In parallel to the increase in interest in treating CLL, there was a surge in understanding of the disease biology. Importantly, it became clear that CLL was not merely genetically programmed to proliferate and survive, but relied extensively on microenvironmental interactions for these outcomes [
23]. It thus became clear that there would be signaling pathways that provide essential signals for the development of CLL and that these signaling pathways may serve as important targets for the development of treatment. The kinase inhibitors ibrutinib and idelalisib, targeting components involved in the B cell receptor signaling cascade, both showed very interesting phenomenology of response [
24,
25]. In fact, both drugs were able to rapidly shrink lymph node masses even in massively pretreated patients (a feat that chemoimmunotherapy has very big problems with). However, apparently the inhibitors did not kill the CLL cells rapidly, but rather spilled them from the lymph nodes (and bone marrow) into the peripheral blood, where a sometimes dramatic increase in lymphocytosis could be observed. This lymphocytosis then decreases over time and the drugs produce a very high rate of partial, but durable remissions under continuing treatment. Also there is a clear tendency for improvement of response qualities over time. Complete remissions, or even MRD negativity, however, remain rare. Thus, the currently used treatment paradigm for these drugs is to treat until progression. The tolerability of the drugs is good compared with chemoimmunotherapy, but both substances have a distinct set of rare side effects that mandate specific management. Excitingly the control of clones with functional p53 deficiency by these drugs is much better than with standard treatment, giving this subgroup important avenues to improved survival [
26,
27]. However, with longer observation times the impression is that pretreated and/or p53 deficient CLL has a steady rate of relapse even from these treatments [
28]. Thus, alternatives are still needed. Most recently, direct targeting of the cell death machinery, via the Bcl-2 specific “BH3-mimetic” venetoclax has entered the field. Venetoclax produced relevant disease control in pretreated patients and in patients with del17p, adding another option to the armamentarium [
29]. Importantly, venetoclax was effective in patients previously treated with kinase inhibitors, giving those patients a salvage option (only presented in abstract form so far). In initial experience, venetoclax led to a high rate of relevant tumor lysis syndromes, but since a slow ramp up of the dose has been mandated this has not proven to be a big problem. Outside of the spectrum of currently licensed options, there are highly relevant developments in the area of immunomodulation (e. g., lenalidomide) [
30,
31] and immunotherapy (e. g., CAR T cells) [
32] that need to be mentioned but cannot be discussed in the brevity of the overview.

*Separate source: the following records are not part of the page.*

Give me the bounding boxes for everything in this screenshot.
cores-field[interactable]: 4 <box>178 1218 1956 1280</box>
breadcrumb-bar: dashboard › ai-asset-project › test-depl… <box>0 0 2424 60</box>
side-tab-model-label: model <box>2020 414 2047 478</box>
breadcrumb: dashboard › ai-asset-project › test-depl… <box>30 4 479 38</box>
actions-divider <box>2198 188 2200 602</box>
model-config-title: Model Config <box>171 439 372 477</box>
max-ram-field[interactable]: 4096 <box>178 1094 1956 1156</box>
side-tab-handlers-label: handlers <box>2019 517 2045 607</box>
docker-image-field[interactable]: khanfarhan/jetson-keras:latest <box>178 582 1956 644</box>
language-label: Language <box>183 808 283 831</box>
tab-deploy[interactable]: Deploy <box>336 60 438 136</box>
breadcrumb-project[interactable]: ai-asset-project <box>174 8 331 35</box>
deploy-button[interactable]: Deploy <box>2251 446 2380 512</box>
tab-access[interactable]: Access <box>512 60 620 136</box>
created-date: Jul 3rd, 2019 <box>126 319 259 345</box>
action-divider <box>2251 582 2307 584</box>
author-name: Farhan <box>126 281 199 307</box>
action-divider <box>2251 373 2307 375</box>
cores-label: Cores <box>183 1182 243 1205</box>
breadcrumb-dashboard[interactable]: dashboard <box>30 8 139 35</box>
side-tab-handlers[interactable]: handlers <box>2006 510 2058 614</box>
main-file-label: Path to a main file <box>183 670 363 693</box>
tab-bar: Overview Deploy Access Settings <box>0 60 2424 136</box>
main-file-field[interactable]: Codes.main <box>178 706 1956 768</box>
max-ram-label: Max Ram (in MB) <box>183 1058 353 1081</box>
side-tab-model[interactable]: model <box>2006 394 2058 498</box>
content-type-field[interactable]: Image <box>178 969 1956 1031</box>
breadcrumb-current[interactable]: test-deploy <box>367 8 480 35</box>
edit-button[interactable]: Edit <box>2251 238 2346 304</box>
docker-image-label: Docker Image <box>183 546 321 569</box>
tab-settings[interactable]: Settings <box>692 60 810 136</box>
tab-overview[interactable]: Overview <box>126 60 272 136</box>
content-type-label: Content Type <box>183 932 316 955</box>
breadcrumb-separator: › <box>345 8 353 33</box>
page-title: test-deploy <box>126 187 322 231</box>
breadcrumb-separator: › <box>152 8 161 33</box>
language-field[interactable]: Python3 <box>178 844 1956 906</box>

We have, thus, arrived at an exciting moment in CLL history, with lots of options to develop in the future and quite a bit of uncertainty about the optimal treatment pathways of today and tomorrow. As combination approaches with novel drugs are in development, we face the tangible possibility of cure or very long-term control for our patients. This has clearly been a very exciting decade for those interested in CLL, leaving the community both happy and hopeful.